Particolarmente calzanti sono le riflessioni dello storico teatrale Claudio Meldolesi che insiste sull’affascinante mestiere della scena ed, in particolar modo, di quella partenopea: “[…]La cultura dell’attore è anzitutto cultura dell’accumulazione. Il nuovo attore si forma imitando il vecchio, per poi offrirsi all’imitazione dei successori, e ad ogni passaggio, insieme alle varianti dell’arte personale, si accumulano dell’eredità nei corpi dei recitanti[…]”.
Una scena particolarmente indicativa – almeno a nostro parere – è il momento della scrittura di un testo, in cui Servillo-Scarpetta si immergono nella creazione, fra suoni, parole e risate.
Momento filmico in cui è evidente l’estro creativo innato, viscerale, frutto di un’immersione totale in quella tradizione popolare che aveva avvolto il teatro napoletano, rendendolo simbolo dei vizi e delle virtù dell’essere partenopeo.
Scarpetta vs Sciosciammocca
Ma soffermandoci un po’ di più sulla figura di Eduardo, scopriamo che Scarpetta fa immediatamente suo il brillante ed accattivante compendio teatrale napoletano: il fortunato affiancamento al già citato Pulcinella-Petito, gli permise di ereditarne l’importanza, tramutandola in forza vitale essenziale per innovare le caratteristiche sedimentate della Commedia dell’Arte.
Il rinomato personaggio con maschera nera ed abito bianco, semplice quanto furbo, evolve e si trasforma nel nuovo, o quasi, Felice Sciosciammocca. Dal campano scioscia, letteralmente “colui che rimane a bocca aperta”, il termine indica l’essenza credulona e “boccalona” di un uomo semplice ed ingenuo.

Con cilindro in testa, giacca a quadretti e papillon, Feliciello appare per la prima volta nel 1853 al Teatro Partenope; data questa che sancisce la progressiva consacrazione di una semi-maschera in cui compenetrano variegati meccanismi di spettacolo ed identità. Nella creazione di Eduardo si mescolano, gli uni con gli altri, risaputi stilemi buffoneschi dialettali con una raffinata vena caricaturale che prende di mira la noblesse, costituendo quel sagace contrasto tra alto e basso, tra miseria e nobiltà.

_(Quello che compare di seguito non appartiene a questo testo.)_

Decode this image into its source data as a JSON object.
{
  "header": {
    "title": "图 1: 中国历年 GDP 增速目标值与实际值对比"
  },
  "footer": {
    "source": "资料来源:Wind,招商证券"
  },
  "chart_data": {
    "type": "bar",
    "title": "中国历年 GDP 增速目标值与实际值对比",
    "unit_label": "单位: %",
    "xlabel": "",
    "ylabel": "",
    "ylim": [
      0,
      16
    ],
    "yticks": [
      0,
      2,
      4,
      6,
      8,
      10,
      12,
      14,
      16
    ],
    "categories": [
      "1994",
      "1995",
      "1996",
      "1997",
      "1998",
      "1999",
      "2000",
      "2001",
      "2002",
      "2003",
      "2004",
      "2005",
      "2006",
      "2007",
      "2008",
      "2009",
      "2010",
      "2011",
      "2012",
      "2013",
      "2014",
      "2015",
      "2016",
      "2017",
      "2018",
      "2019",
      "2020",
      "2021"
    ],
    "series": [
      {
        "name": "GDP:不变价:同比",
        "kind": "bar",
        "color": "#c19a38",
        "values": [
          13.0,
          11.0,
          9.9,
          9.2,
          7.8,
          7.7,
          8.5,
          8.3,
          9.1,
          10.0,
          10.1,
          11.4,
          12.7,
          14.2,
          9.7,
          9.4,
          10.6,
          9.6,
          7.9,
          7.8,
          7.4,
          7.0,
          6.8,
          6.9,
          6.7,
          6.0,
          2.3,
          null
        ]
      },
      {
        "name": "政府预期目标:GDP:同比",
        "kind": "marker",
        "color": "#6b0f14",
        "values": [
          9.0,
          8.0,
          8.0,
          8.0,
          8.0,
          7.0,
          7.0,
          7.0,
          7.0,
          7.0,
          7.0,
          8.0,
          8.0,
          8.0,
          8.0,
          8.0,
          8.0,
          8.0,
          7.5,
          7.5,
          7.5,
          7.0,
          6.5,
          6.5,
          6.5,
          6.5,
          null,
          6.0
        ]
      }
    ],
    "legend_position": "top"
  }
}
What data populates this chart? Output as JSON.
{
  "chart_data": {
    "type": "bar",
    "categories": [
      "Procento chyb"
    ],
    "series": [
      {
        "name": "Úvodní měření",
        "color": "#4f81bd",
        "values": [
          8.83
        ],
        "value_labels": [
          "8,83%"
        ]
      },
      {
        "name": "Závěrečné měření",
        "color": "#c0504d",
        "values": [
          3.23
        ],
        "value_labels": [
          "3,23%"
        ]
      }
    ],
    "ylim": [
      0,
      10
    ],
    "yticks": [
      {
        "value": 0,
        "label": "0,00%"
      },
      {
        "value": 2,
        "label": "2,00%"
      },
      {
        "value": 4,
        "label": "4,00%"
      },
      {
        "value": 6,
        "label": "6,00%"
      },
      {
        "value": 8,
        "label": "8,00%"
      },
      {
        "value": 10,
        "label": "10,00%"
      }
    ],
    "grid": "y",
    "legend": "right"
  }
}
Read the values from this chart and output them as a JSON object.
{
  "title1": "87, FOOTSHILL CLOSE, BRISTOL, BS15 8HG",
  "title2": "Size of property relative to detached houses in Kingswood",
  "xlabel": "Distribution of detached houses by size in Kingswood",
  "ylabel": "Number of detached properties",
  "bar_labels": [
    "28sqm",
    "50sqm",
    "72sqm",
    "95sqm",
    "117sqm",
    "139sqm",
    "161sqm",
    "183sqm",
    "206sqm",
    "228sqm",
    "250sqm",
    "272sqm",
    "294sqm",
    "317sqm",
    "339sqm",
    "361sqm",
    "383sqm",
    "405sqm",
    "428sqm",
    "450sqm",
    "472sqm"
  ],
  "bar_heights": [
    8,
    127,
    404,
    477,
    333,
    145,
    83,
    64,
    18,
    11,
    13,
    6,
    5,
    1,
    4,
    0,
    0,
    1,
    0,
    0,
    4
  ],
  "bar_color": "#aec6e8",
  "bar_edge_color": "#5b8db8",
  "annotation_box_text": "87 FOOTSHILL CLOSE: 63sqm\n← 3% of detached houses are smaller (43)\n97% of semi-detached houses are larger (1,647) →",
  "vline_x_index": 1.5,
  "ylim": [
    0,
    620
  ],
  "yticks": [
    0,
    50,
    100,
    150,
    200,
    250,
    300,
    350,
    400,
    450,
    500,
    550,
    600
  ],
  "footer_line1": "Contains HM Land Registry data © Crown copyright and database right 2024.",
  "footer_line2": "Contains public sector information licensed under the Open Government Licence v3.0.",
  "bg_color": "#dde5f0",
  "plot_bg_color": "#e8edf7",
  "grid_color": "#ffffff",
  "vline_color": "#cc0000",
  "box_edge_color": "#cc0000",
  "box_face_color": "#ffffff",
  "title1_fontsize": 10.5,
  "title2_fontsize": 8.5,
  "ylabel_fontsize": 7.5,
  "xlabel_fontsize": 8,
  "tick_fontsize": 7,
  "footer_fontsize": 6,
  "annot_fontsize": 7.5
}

La “missione” di Felice Sciosciammocca
Felice Sciosciammocca incarna perfettamente la “missione” del suo creatore: un essere unidimensionale, privo di cervellotici sottotesti, che vive la realtà così come gli si propone. Espressione massima di ciò che il personaggio rappresenta, si concretizza nella sua opera più conosciuta: Miseria e Nobiltà presentato nel 1888 al Teatro Mercante di Napoli.

Felice, fin da subito, rispecchia il protagonista perfetto per quel pubblico consapevolmente interessato alla risata più semplice ma caldamente autentica, senza orpelli intellettualistici. Un pubblico che Scarpetta aveva individuato come proprio e che, a sua volta, lo aveva amato ed osannato. Ad emergere, costantemente, è l’invito perenne che l’autore rivolge alla sua gente: ridere e vivere, perché solo il teatro può esorcizzare la morte. E quella bruciante frase incisa sulla facciata della sua villa a Napoli, Qui rido io, contribuisce all’ imprimerlo nella mente.
Il film di Martone sa di teatro. È nato da chi nel teatro si è formato e cresciuto, che mostra il declino di un uomo. Ma è anche uno sguardo dietro le scene, nelle pause, nell’eccitazione, nelle scelte di un capocomico che segue la battuta alla lettera.
Un film che sa di Napoli, di teatro e di tradizione.